Gisteren plaatste ik hier een post over het essay “Economic Possibilities for Our Grandchildren” dat de Britse econoom Keynes in 1930 schreef.

Ik verbaasde mij vooral over de sterk negatieve stellingname van Keyens jegens de markteconomie. Hij betoogt dat de markteconomie het mogelijk zal maken een samenleving van overvloed te bewerkstelligen. Maar als dat eenmaal is gerealiseerd hebben we die markteconomie niet meer nodig volgens hem en zal die dus worden afgeschaft. Hij trapt dan nog wat na door wel erg onvriendelijke kwalificaties te geven over de liefde voor geld en de manier waarop markten werken.

Mijn verhaaltje heeft de nodige reacties opgeleverd. Een contact merkte misschien terecht op dat de toekomstvisie van Keynes en Karl Marx eigenlijk vergelijkbaar waren.
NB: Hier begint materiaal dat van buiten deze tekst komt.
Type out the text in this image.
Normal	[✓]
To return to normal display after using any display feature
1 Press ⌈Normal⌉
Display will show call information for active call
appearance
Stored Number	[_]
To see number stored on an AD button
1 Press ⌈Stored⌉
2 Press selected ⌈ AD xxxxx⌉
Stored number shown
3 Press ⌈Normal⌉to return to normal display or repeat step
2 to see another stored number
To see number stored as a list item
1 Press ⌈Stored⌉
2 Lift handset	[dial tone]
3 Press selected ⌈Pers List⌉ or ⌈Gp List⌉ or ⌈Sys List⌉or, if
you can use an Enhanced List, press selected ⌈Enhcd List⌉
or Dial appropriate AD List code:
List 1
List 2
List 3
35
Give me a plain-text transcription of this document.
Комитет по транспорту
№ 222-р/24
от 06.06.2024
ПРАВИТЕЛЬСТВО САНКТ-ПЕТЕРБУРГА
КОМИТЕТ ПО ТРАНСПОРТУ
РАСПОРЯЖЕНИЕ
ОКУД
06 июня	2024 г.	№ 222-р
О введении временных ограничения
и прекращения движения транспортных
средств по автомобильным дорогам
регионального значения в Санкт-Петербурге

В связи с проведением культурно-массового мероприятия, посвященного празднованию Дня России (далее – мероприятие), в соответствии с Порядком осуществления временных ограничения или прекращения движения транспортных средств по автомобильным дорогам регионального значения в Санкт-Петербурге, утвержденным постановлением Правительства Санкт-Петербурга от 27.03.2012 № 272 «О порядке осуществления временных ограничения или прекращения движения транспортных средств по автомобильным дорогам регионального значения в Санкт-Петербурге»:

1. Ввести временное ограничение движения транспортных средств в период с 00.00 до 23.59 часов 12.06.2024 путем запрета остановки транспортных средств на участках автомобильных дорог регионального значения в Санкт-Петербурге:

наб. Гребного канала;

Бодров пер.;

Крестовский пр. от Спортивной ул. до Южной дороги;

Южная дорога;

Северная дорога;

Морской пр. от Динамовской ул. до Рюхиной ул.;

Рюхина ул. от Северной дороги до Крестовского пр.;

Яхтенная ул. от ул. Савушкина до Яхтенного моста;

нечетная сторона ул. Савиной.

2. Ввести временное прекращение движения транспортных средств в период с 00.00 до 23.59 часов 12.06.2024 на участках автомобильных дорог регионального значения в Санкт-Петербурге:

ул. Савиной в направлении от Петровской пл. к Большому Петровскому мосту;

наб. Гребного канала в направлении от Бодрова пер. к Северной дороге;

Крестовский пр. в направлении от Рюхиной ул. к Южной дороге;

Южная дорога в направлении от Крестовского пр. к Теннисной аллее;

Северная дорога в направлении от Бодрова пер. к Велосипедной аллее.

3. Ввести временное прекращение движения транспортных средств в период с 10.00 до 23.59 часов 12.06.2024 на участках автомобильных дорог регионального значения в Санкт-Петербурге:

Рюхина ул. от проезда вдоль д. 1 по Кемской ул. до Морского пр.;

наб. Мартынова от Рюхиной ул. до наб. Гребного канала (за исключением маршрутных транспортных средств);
Maar de reden voor deze nabrander is een andere reactie. Een oud-collega wees erop dat markten en de markteconomie in 1930 iets heel anders waren dan nu. Tussen toen en nu zijn markten sterk gereguleerd. Daarmee zijn allerlei negatieve bijwerkingen (in economenjargon: negatieve externe effecten) teruggedrukt. Keynes heeft dat niet kunnen voorzien. Mijn oud-collega betoogt dat Keynes in zekere zin toch gelijk heeft gekregen. Het soort wilde-westen-kapitalisme van honderd jaar geleden bestaat niet meer. Keynes zou de nu bestaande markteconomie waarschijnlijk best kunnen pruimen, meent hij.

We kunnen het Keynes helaas niet zelf vragen, maar het is een interessant perspectief.